Mute
Mute is an online magazine dedicated to exploring culture and politics after the net. Mute combines biannual issues dedicated to specific topics (Precarious Labour, The Knowledge Commons, etc) with regularly updated articles and reviews. The site also features ongoing coverage of relevant news and events contributed by ourselves and our readers.
Our history...
Mute magazine was founded in 1994 to discuss the interrelationship of art and new technologies when the World Wide Web was newborn. But, as mass participation in computer mediated communications has become more integral to contemporary capitalism, its coverage has expanded to engage with the broader implications of this shift. Mute’s investigation of the social, economic, political and cultural formations of ‘network societies’ maintains an accent on the relationship between technology and the production of new social relations. At the same time, the magazine’s remit has grown broader and now includes analyses of geopolitics, culture and contemporary labour that, while necessarily inflected by contemporary developments in technology, go far beyond this.
While Mute was born out of a culture that celebrated the democratising potential of new media, it becomes ever more apparent that we need to critically engage with the ways in which new media also reproduce and extend capitalist social relations. Mute invites its readers and writers to consider new possibilities for resistance to hegemonies wherever they find them, from socio-economic and technical structures, to codes of representation and enunciation, to the production and articulation of psychic experience and beyond. We also welcome critiques of the contemporary fetishisation of ICT as either inherently progressive or entirely reactionary. Finally, Mute hopes to stimulate approaches to art and politics that challenge the orthodoxies of both the constituted left and ‘critical’ new media culture.
Mute in context
From its inception, Mute* has regarded message and medium, content and carrier as inherently linked. This approach has forced a constant reinvention of our publishing format (we are now on our sixth!) and, more generally, never taking theory's relationship to practice for granted. As a collaborative entity operating within the network paradigm, Mute has a tacit function as a test site: we feature and review innovative and radical cultural practices, but also participate in them, court infection and reflect their evolution within our own.
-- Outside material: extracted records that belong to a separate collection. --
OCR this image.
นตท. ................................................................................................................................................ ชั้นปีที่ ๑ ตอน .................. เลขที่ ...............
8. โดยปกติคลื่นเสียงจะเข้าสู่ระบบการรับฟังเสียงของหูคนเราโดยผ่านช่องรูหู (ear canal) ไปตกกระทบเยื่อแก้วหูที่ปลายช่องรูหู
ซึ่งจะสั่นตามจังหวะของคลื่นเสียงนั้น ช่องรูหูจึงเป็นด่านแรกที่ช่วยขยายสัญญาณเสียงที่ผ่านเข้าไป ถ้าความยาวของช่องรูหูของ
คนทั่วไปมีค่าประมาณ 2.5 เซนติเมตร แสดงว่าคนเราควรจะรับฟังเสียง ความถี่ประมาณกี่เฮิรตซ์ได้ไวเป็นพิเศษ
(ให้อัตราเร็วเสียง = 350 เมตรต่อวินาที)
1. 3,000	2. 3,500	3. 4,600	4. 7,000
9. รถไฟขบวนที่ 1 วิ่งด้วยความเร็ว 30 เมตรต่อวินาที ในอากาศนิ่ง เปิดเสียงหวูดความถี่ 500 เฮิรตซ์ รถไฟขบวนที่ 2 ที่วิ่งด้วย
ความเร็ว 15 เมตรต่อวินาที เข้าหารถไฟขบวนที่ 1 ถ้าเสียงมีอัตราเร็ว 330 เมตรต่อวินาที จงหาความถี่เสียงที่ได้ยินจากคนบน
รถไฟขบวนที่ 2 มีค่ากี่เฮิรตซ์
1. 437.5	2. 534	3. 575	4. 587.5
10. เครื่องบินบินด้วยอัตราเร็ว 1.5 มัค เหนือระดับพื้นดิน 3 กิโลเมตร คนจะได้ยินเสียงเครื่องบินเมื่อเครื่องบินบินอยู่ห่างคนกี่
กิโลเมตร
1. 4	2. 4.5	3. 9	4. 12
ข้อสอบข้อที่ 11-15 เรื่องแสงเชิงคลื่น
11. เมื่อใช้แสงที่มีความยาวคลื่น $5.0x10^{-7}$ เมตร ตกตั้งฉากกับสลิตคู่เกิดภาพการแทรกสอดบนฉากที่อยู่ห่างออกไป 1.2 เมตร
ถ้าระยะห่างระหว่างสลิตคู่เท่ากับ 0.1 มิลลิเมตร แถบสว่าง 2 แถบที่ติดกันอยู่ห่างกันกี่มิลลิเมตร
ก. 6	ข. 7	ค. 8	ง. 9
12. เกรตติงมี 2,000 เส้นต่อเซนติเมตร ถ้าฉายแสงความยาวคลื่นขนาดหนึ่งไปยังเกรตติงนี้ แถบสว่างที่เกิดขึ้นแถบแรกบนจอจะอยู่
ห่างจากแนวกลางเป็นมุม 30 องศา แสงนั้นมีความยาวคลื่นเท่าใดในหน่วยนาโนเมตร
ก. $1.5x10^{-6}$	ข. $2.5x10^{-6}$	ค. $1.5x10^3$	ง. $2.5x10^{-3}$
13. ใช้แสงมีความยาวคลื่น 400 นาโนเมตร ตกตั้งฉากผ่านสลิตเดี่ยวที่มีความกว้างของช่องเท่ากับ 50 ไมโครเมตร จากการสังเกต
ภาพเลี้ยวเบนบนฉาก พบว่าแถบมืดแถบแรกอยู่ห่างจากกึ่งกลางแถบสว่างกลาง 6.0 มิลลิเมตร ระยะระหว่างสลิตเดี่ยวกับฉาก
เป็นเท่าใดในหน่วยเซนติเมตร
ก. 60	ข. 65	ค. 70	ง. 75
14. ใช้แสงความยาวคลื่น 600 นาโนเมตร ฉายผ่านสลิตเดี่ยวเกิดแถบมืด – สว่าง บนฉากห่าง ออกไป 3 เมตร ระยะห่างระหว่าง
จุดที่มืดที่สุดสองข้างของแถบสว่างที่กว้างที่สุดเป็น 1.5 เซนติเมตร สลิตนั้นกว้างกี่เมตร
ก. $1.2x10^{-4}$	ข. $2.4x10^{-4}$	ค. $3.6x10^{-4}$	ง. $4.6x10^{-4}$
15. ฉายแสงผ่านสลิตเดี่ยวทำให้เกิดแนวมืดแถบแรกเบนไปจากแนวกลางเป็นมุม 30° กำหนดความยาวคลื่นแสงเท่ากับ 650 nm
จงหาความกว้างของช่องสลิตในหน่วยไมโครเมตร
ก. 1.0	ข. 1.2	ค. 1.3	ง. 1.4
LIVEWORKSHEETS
One promise of 'many to many' media was that it would upturn the traditional broadcast model of mainstream media and deliver unto the world a multitude of active producers, narrowcasting personalised media to each other and cutting out the middleman. For all their associations with empowerment, participation, and the agency of the small, the 'prosumer' figure associated with this discourse is an infinitely ambiguous entity - certainly no guaranteed counterforce to capitalism-as-usual. Other standardbearers of democratisation, to be found travelling under banners like 'Grow Your Own', 'DiY media' and 'citizen journalism', have done more to alter the media power im/balance, even if their often homogenous social composition troubles any ultimate claims for a revolution.
Mute Books – is the new imprint of Mute Publishing. The series specialises in cultural politics, providing a new, expanded space for the kinds of distinctive voices Mute magazine has hosted since its inception in 1994. In keeping with the magazine's editorial practices, Mute Books will pursue an interdisciplinary publishing policy, working experimentally and with a wide variety of individuals and groups to provide the kind of sustained focus their contribution to contemporary culture deserves.
Post-Media Lab – a project within the Digital Media Center (EU Innovation Incubator, Leuphana University Lüneburg, Germany), organising residencies, publishing projects and public events in collaboration with Mute magazine.
*The present Mute magazine could not have existed without a predecessor and namesake published through the Slade School of Art from 1989-1992. 'Mute v. 01' was an open contributions publication in a variety of formats, edited by Simon Worthington, Daniel Jackson, Helen Arthur and Stephen Faulkner.